16 Entgegen der Interpretation des Klägers bezieht sich § 28a Abs 1 Satz 2 Nr 3 SGB III auch nicht auf die zur Antragspflichtversicherung berechtigende Tätigkeit, sondern auf eine "anderweitige" Tätigkeit oder Beschäftigung, aufgrund derer keine Versicherungspflicht bestehen darf. Bezöge sich diese Vorschrift stattdessen auf die zur Antragspflichtversicherung berechtigende Tätigkeit, hätte sie keinen Anwendungsbereich. Denn die Tätigkeiten bzw Beschäftigungen der Fallgruppen des § 28a Abs 1 Satz 1 SGB III begründen gerade keine Versicherungspflicht nach anderen Vorschriften des SGB III, weshalb die Begründung von Versicherungspflicht auf Antrag überhaupt erst notwendig ist.
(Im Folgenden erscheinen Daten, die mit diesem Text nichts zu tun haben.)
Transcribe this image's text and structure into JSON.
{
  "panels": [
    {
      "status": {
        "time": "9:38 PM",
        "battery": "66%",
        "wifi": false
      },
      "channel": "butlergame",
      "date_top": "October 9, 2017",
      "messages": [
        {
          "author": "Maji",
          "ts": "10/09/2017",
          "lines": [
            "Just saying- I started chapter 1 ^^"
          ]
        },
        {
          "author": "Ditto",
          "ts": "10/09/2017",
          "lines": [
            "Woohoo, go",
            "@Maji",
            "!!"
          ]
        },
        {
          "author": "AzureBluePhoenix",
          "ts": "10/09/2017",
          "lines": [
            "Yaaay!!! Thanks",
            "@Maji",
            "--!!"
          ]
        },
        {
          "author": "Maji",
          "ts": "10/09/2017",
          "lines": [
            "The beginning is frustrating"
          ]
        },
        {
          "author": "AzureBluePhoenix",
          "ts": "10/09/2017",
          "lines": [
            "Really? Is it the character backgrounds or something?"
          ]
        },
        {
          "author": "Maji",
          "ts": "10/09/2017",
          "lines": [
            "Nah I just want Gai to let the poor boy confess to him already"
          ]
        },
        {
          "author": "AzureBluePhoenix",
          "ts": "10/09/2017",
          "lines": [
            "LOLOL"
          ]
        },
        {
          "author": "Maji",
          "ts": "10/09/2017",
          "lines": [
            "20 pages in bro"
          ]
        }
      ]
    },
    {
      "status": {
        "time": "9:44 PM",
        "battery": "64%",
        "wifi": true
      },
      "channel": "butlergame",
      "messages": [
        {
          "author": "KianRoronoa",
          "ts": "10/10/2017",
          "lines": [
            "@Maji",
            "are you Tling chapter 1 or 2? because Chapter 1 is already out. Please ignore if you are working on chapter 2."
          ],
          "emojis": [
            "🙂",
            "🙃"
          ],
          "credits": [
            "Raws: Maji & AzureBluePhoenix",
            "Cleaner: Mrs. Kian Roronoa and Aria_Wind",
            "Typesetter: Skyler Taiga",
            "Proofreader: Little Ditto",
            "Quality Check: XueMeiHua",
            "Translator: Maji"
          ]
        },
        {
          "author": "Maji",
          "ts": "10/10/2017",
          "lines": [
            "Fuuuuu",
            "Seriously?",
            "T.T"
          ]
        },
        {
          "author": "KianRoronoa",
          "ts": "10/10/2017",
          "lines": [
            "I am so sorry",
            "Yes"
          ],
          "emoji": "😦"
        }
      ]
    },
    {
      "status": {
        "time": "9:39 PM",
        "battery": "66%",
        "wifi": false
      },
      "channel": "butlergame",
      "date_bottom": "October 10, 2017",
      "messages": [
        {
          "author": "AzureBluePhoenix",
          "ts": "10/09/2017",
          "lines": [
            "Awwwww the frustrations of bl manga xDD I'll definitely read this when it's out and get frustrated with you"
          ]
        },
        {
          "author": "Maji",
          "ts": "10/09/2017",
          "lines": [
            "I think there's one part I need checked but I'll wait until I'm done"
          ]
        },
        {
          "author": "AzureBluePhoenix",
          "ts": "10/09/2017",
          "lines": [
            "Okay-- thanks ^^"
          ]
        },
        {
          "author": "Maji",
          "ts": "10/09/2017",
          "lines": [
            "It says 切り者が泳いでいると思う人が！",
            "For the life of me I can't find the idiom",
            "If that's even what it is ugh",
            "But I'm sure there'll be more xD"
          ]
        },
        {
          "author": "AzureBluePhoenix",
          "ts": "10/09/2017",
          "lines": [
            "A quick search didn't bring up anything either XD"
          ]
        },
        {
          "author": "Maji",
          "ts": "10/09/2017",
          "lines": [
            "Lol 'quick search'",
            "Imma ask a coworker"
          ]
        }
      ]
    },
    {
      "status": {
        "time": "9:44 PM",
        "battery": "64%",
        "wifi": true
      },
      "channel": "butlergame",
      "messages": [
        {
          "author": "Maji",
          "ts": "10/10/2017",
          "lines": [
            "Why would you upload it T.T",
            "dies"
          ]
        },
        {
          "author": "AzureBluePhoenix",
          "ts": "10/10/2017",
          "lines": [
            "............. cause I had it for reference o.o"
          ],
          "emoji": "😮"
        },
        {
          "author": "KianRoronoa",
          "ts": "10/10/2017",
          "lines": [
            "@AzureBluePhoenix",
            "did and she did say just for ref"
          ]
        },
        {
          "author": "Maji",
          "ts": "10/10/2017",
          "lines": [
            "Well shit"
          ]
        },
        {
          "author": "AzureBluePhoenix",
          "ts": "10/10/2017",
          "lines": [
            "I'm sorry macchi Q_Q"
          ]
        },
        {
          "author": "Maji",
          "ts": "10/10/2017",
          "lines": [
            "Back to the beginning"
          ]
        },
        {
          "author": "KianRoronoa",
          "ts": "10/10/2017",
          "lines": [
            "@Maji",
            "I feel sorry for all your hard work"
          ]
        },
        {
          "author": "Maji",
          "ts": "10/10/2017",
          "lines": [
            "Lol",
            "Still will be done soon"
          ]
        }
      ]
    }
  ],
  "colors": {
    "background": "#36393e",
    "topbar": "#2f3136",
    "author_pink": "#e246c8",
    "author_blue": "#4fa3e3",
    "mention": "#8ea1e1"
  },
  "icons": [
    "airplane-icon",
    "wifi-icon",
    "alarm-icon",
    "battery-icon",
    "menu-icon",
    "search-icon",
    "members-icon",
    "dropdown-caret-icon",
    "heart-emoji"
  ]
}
Im Rahmen dieser Auslegung kommt dem zunächst schwer verständlichen (vgl Timme in Hauck/Noftz, SGB III, § 28a RdNr 28) Verweis auf §§ 26, 27 SGB III eine klarstellende Funktion zu: Er verdeutlicht, dass nicht nur die allgemeine Versicherungspflicht Beschäftigter nach § 24 Abs 1 Alt 1 SGB III iVm § 25 SGB III, sondern auch die sonstige Versicherungspflicht nach § 26 SGB III und auch eine Beschäftigung, die grundsätzlich Versicherungspflicht begründet, aber nach § 27 SGB III versicherungsfrei ist, die Antragspflichtversicherung ausschließt.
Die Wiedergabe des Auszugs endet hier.